Strange New Country by Meggs Geoff;

Strange New Country by Meggs Geoff;

Author:Meggs, Geoff;
Language: eng
Format: epub
Tags: Strikes, Lockouts, Salmon, British Columbia, Fraser River, History, 20th century, Canning, Cannery, Fishing
ISBN: 9781550178302
Publisher: Harbour Publishing Co. Ltd.
Published: 2018-04-21T00:00:00+00:00


Chapter 6

Soldiers of the Queen

Henry Bell-Irving had spent all day Monday in a state of barely controlled rage. With the fishermen finally split and victory within his grasp, he was unable to mobilize support from his own business and political allies. The Sunday settlement with the Nikkei had been linked to a guarantee of protection against violent attacks from union pickets. The Nikkei fleet was now poised to sail, but appeals to Ottawa and Victoria to deploy the militia had been received in silence.

The demands of canners, dominated by Conservative supporters, were of little interest to Liberal Prime Minister Wilfrid Laurier in Ottawa. Laurier no doubt felt he had spent enough time that year seeking to calm the province’s roiled political waters. BC’s new lieutenant governor, Henri Joly de Lotbiniere, was still cleaning up the chaos left by Thomas McInnes. Let the locals sort out their own affairs, the prime minister decided. Ottawa made no response to demands that the fisheries vessel Quadra be deployed in support of the canners.

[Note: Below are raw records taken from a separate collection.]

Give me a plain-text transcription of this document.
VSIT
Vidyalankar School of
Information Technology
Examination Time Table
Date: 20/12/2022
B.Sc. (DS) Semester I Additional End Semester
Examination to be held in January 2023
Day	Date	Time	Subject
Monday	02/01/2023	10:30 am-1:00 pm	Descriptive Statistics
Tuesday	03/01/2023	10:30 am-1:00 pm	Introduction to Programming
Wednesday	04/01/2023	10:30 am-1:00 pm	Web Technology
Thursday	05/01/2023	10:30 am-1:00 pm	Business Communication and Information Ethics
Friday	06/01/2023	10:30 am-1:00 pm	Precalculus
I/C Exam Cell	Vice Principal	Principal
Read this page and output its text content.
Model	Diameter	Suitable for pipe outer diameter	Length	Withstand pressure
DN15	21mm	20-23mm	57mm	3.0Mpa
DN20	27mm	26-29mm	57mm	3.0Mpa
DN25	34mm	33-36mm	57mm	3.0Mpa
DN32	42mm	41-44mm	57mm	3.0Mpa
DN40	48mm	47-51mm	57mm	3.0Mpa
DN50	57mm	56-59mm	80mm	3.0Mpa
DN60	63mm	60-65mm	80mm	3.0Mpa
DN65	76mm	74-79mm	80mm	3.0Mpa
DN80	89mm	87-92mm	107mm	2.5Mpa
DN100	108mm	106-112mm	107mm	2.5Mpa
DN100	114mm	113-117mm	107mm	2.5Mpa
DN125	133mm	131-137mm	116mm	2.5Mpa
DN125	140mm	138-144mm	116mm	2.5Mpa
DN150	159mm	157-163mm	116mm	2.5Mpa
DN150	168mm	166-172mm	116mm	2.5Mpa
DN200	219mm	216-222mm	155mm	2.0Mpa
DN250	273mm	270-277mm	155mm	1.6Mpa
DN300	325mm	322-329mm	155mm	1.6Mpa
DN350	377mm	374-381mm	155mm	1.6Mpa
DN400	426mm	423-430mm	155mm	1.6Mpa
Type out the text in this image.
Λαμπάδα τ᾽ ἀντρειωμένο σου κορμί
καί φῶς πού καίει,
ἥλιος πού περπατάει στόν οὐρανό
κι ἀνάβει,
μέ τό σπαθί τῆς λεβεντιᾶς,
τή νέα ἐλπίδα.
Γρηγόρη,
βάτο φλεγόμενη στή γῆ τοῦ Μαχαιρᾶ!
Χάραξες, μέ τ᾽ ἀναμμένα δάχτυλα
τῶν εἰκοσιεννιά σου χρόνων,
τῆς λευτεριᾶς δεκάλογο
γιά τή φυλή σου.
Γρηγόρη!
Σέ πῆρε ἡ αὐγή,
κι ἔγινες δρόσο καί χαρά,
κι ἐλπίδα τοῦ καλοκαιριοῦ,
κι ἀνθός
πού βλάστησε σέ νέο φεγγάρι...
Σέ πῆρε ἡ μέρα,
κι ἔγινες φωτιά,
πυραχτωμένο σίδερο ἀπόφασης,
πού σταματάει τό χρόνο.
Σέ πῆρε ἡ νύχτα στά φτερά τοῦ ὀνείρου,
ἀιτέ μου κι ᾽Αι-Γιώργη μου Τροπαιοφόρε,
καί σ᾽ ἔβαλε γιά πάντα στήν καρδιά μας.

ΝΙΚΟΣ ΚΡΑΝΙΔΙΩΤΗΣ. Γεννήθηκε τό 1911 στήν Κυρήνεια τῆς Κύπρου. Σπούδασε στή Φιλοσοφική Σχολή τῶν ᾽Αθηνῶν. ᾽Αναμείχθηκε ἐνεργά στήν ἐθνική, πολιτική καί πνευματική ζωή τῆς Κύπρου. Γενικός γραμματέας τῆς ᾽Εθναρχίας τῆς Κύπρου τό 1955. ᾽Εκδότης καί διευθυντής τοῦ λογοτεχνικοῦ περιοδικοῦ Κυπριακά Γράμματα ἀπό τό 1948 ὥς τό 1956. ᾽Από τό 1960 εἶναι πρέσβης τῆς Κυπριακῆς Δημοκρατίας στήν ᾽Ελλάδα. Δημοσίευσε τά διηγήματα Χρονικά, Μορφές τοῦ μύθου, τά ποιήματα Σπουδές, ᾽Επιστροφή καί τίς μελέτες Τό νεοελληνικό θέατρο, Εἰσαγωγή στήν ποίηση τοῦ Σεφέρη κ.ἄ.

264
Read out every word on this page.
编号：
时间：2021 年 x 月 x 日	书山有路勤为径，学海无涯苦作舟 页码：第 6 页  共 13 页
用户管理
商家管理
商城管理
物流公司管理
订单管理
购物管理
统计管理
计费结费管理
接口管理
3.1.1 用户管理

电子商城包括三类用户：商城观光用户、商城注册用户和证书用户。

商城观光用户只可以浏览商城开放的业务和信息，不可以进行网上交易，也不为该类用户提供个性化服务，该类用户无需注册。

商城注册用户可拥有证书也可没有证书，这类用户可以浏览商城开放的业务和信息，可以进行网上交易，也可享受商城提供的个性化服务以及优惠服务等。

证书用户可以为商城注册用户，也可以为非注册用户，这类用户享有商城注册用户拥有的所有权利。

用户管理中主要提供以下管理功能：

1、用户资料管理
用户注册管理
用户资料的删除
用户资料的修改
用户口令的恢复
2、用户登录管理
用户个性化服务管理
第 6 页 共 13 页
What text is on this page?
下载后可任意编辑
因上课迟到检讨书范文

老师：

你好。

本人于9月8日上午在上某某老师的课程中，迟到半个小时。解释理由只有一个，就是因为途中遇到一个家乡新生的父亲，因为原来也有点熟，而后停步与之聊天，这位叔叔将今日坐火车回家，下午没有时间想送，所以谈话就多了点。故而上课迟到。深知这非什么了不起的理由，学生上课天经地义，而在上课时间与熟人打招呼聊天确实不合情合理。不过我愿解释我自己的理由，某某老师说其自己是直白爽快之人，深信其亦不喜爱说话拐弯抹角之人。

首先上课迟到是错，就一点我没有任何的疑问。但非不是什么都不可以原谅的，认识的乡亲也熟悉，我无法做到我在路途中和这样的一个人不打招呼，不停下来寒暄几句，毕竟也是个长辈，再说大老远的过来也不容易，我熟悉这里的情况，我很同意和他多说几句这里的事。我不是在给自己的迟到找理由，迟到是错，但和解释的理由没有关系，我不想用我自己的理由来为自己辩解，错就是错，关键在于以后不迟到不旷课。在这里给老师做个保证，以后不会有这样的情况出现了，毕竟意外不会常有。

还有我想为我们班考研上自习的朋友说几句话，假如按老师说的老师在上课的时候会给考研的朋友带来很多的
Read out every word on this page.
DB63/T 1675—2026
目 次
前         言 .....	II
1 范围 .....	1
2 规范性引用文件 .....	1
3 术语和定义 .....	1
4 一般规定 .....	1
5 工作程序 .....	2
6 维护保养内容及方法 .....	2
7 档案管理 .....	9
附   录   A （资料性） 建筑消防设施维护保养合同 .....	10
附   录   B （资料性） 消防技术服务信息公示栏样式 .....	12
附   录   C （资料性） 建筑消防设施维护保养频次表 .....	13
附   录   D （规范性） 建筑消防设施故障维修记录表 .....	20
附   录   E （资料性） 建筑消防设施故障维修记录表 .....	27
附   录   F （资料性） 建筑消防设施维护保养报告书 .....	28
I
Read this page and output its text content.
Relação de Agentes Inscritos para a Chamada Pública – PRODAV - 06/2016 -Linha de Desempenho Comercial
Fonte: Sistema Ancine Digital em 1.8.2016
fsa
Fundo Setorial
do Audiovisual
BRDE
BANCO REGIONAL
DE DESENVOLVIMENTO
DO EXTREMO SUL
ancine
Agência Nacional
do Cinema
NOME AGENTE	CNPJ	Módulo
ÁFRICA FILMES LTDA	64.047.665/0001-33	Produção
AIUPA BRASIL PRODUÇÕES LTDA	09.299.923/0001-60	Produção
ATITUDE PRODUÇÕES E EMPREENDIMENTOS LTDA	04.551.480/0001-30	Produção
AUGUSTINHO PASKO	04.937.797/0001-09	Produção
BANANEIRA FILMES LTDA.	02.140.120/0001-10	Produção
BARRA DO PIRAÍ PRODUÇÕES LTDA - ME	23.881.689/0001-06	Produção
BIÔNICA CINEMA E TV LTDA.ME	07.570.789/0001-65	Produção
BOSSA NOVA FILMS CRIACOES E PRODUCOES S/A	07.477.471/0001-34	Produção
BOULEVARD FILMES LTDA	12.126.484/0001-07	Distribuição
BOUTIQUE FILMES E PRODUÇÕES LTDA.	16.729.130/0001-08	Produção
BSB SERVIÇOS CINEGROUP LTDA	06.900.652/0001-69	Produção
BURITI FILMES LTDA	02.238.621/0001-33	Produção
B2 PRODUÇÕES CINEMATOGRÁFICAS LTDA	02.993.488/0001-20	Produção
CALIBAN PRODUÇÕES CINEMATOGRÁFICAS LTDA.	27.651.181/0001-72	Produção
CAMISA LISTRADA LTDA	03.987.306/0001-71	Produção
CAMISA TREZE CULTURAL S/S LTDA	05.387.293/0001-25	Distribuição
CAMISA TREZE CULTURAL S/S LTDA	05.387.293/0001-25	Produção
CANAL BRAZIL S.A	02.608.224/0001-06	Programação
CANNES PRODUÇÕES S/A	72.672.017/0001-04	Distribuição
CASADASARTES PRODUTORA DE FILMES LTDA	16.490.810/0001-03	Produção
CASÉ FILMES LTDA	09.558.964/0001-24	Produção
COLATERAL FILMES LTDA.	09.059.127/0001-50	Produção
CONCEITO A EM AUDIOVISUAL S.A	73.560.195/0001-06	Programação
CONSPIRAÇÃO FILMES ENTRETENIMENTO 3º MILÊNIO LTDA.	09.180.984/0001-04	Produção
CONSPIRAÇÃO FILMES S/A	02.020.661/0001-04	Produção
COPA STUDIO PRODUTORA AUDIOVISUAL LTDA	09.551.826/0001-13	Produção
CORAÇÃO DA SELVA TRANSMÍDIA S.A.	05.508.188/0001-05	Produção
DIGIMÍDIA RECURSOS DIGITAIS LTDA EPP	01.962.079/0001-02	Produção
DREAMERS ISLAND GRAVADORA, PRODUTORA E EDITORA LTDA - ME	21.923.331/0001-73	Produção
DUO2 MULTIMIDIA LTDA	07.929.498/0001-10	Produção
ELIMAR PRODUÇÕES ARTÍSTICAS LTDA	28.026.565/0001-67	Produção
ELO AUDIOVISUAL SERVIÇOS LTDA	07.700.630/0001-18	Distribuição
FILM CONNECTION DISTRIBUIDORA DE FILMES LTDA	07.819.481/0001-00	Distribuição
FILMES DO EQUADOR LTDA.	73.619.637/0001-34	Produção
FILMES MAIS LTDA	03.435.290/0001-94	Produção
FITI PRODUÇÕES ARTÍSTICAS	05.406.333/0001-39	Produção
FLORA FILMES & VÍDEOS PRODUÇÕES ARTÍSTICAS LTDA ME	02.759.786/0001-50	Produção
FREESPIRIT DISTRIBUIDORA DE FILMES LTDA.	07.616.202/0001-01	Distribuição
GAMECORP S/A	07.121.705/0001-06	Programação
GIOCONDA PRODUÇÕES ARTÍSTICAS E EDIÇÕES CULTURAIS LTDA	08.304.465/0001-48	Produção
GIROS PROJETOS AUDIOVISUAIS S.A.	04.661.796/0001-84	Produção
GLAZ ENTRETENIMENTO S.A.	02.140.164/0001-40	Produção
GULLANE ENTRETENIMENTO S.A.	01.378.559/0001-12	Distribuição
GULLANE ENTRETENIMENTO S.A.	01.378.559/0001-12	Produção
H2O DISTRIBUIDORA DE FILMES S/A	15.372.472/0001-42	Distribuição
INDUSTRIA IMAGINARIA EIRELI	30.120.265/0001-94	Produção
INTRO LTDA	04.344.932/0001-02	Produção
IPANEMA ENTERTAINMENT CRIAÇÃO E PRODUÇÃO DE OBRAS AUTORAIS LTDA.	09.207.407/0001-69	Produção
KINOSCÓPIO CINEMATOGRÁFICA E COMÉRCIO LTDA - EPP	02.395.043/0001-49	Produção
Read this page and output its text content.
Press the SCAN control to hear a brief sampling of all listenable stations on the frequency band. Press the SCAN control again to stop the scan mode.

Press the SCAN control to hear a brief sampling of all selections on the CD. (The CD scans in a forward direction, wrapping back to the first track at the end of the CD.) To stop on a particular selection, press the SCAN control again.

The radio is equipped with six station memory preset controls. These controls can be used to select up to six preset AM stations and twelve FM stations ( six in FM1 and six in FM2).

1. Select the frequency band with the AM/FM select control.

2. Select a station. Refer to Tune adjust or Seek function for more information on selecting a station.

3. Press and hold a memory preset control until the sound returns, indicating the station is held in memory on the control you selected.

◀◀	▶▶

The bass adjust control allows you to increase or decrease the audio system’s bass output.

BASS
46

Nor was newly elected Premier James Dunsmuir keen to come to the rescue. Although his father Robert had used the militia to suppress at least two miners’ strikes, Dunsmuir’s unsteady political coalition in Victoria could not afford to turn the initiative over to labour-friendly members of the legislature, whose voters were demanding expulsion of Asiatics, not support for their use as strikebreakers. Indeed, the Throne Speech delivered just days earlier had promised strong government pressure in Ottawa to curb the “the alarming increase of the Japanese population.”109

Attorney General David Eberts, a fellow Conservative, had done his best to support Bell-Irving throughout the dispute. It was Eberts who hired three special constables recommended by the canners at the beginning of the season, and it was Eberts who hounded Chief Constable R.B. Lister for news of the dispute and ordered him to be prepared to read the Riot Act as early as July 11. Lister seemed unable to appreciate the urgency of the situation, stubbornly reporting general calm along Steveston’s docks. Dr. Duncan Bell-Irving told Eberts July 20 that the special constables were “unable to cope with the situation” and “useless.” A telegram the next day went further, declaring the “utterly useless” police were “treated with absolute contempt.” Only the militia would do, he fumed.

Even after Rogers humiliated Bell-Irving’s strikebreakers on the Steveston dock, Lister reported July 21 that he had seen “no disturbance” in Steveston apart from that minor confrontation. There was no reason for great alarm, although the strikers were “no doubt all of the lowest grade of society.” Controlling four hundred to five hundred picketers across hundreds of square kilometres of ocean was an impossibility, Lister wrote. In any case, he had offered protection when requested, “which is only twice.” This was not information that supported the costly deployment of armed militiamen.

Eberts’s anger blew into fury when Lister reported from his office in Vancouver that he had authorized a deputy to read the Riot Act on Sunday if pickets interfered with fishermen headed for the grounds.